A tan dog with black muzzle and a red ball in her mouth is rushing toward a woman sitting down with a white plastic bowl in front of her. The woman is holding a similar red ball in her right hand, completely covered, and out of sight of the dog.
Take a look at my right hand

Second, she also shaped me to put the second ball out of sight when she approached. Again, she’s so ball crazy that she had a very hard time taking her eyes off the ball I was about to throw long enough to put her own ball in the container. I could have started working on her self control around balls, but instead I  fell into the short cut of putting the other ball out of sight when she approached. This improved her accuracy at the container.

Where to Go From Here

All this makes me sound incredibly sloppy, but I’m going to defend myself a little. First of all, this is recreation. There are some things I put lots of energy into getting just right. Zen. Recalls. Mat work. I am even decent at being moderately precise, as in competitive obedience and Rally. So I cut myself a little slack when we are talking about something that is not life and death important. (Clara disagrees about that assessment, grin.)

Second, with multiple dogs you tend to make little compromise decisions all the time. It was a big plus in my mind that I could play with Clara and Zani at the same time, bizarre as the game was. My bottom line was for them to have a good time and me to be able to not work very hard.

However, the problem with being sloppy in any training situation is that one is changing criteria on the dog.

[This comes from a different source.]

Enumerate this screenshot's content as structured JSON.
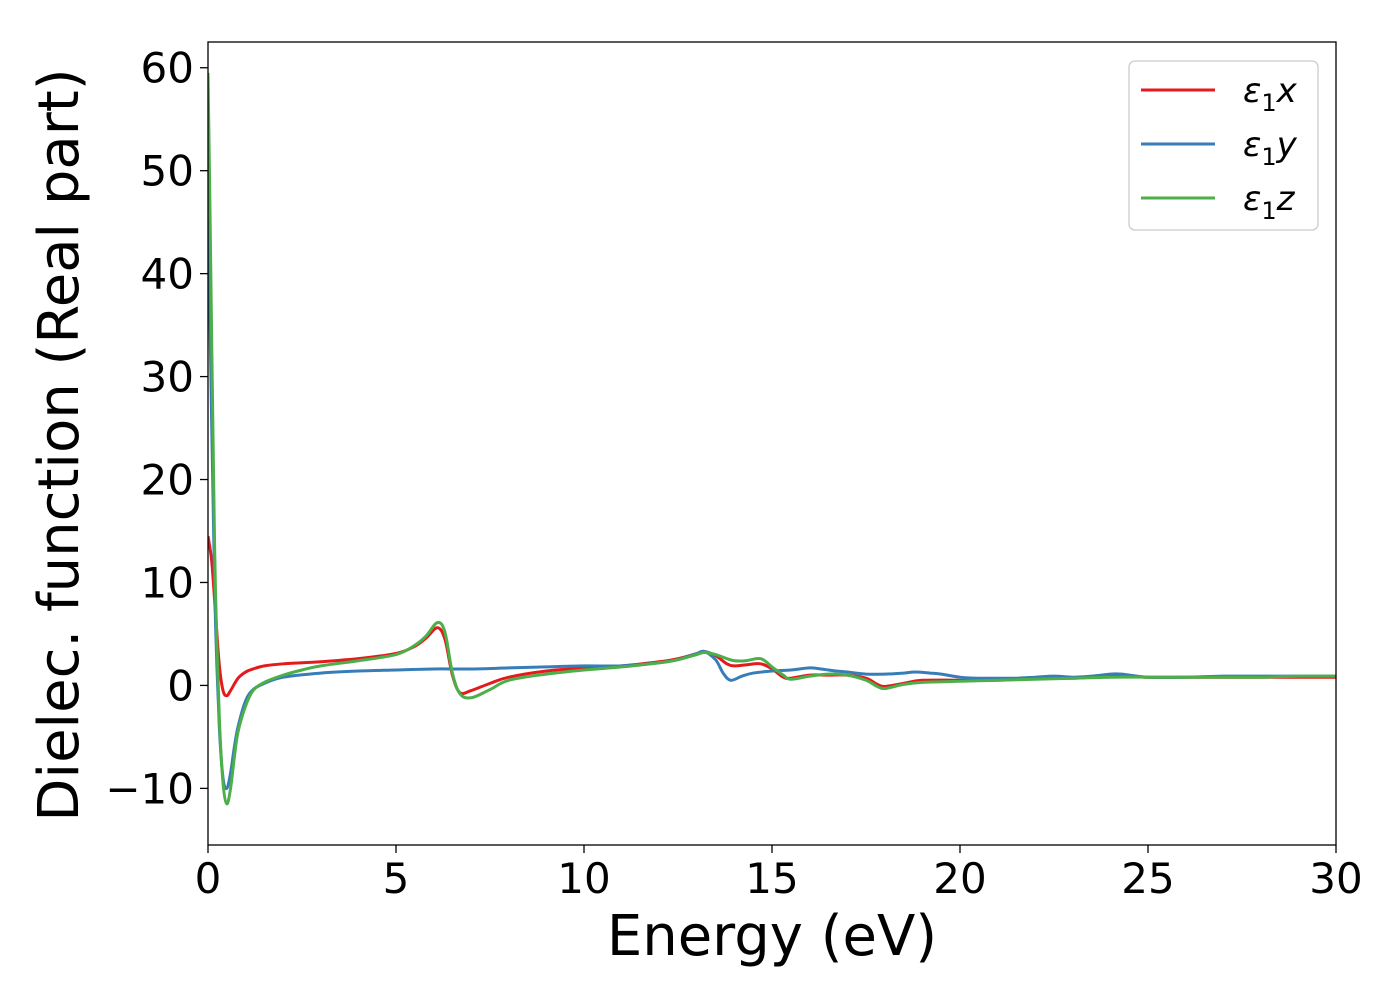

Changing criteria is unfair without using  clear cues for the different behaviors expected. That’s what cues are for. In this situation, with a different dog from Clara, my behavior might have been more of a problem. Clara is resilient and adaptable, especially when there is a ball involved. When I firmed up my criteria it took her less than a minute to switch from dropping the ball a few feet from me back into taking some care to drop it into the bucket. But it did take a little extinction burst. I try not to get in the habit of creating those!

So in the course of filming and writing about this, I have decided how to fix this situation in a way that hopefully will be more fair to Clara than the current mishmash, and still let Zani participate. I’ve realized Clara is very close to understanding the two different criteria for when Zani is there and when she isn’t.  I can do something to make it even more clear which criterion we are using. I’ll go back to sitting down when I play with her by herself. I think that change, plus Zani’s absence, would make for pretty clear situational cues that it she is in charge of getting the ball into the container.

Link to video for email subscribers.

Also, my friend Marge has challenged me to address self control for Clara around balls. So stay tuned. Finally, for extra credit: why is Zani hanging around me so close when she is part of the game?

And how about you? Have your dogs shaped your behavior? Have you noticed anything amusing that you have been reinforcing? Or noticed slippage into a different behavior as you relax criteria?